Language model, intermediate training on a word instead of a whole sentence

geenidee005_geenidee · April 12, 2023, 2:13pm

I have an LSTM language model to predict the next word, which normally trains on sentences, or rather a batch of sentences. For an experiment I would like the model to backpropagate gradient for one word of a sentence and optimize accordingly.

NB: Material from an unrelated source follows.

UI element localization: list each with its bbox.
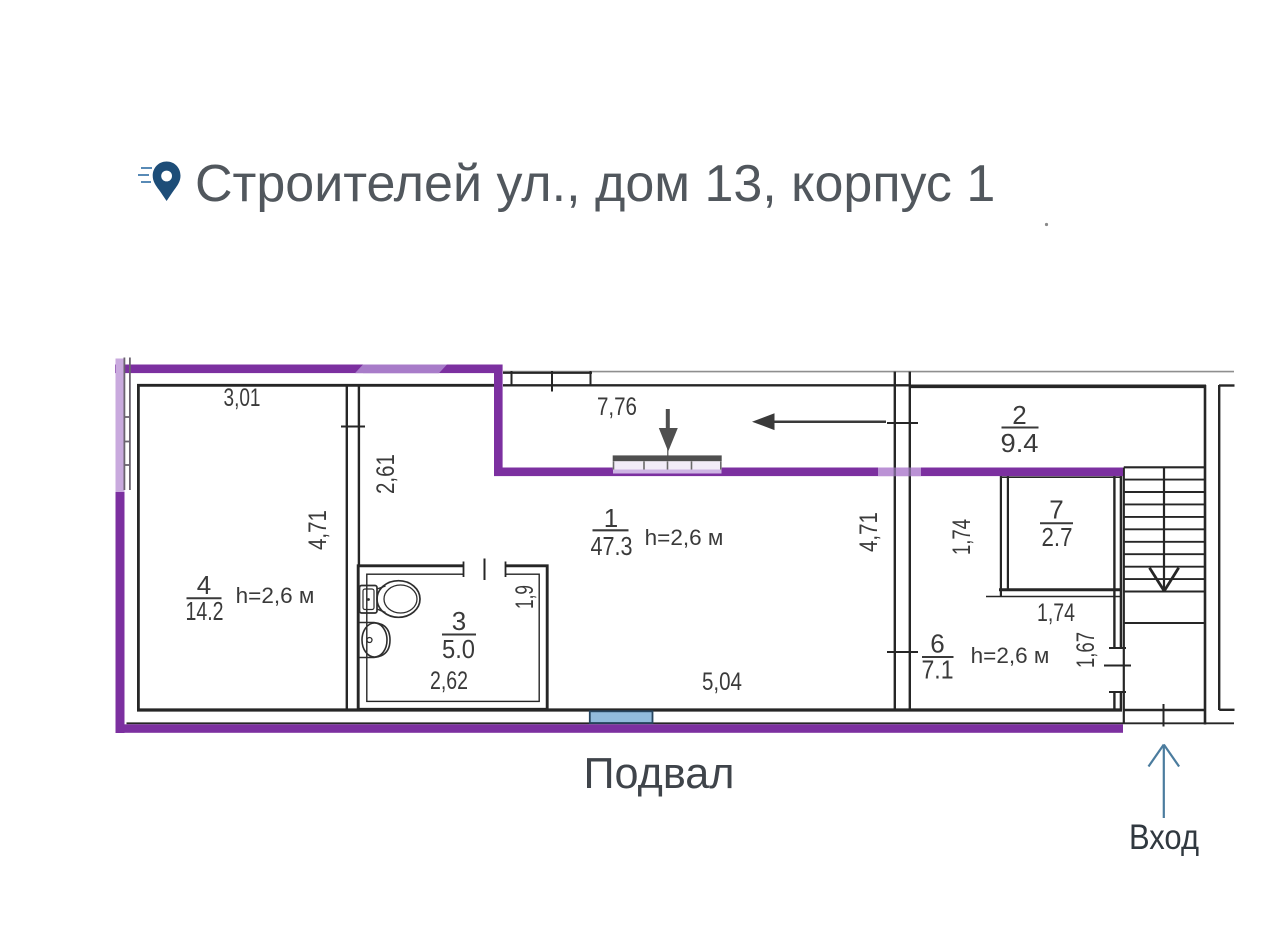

For that, I would think the following code would be sufficient:

for x in range(0, test_data.size(0)-1, args.bptt):

   print()
   sent_data, targets = data.get_batch(test_data, x, args) 
   first_eos = int((sent_data == eos).nonzero()[1][0])  # Cut off data at end of sentence
   sent_data = sent_data[:first_eos]
   targets   = targets[:first_eos]
   #print(sent_data)
   #print(sent_data.size())
   print(model)
   hidden = model.init_hidden(args.eval_batch_size)
   for word, target in zip(sent_data, targets):

       model.zero_grad()
       output, hidden = model(word.view(1,1), hidden)
       loss = crit(log_softmax(output.view(-1, ntypes), dim=1), target.view(1))
       loss.backward()
       optimizer.step()

But this gives a runtimeerror, specifically:
RuntimeError: Trying to backward through the graph a second time (or directly access saved tensors after they have already been freed). Saved intermediate values of the graph are freed when you call .backward() or autograd.grad(). Specify retain_graph=True if you need to backward through the graph a second time or if you need to access saved tensors after calling backward.

I am not familiar with retain_graph=True, but as I read it, it would solve this issue. However, when retain_graph=True, this brings a new error, namely:
RuntimeError: one of the variables needed for gradient computation has been modified by an inplace operation: [torch.FloatTensor [2400, 300]] is at version 2; expected version 1 instead. Hint: enable anomaly detection to find the operation that failed to compute its gradient, with torch.autograd.set_detect_anomaly(True).
How I solve the second error, I am not certain, looking for help.

ptrblck · April 13, 2023, 5:27am

Using retain_graph usually doesn’t solve the issue as it should only be used if you explicitly want to call backward multiple times.
Based on the code I would guess hidden creates the issue as it’s not detached.
Try to use:

output, hidden = model(word.view(1,1), hidden.detach())

to detach the hidden state from the last iteration and check if this would solve the issue.

geenidee005_geenidee · April 18, 2023, 6:48pm

Thank you, indeed detach was necessary(for h and c in my tuple hidden=(h,c)).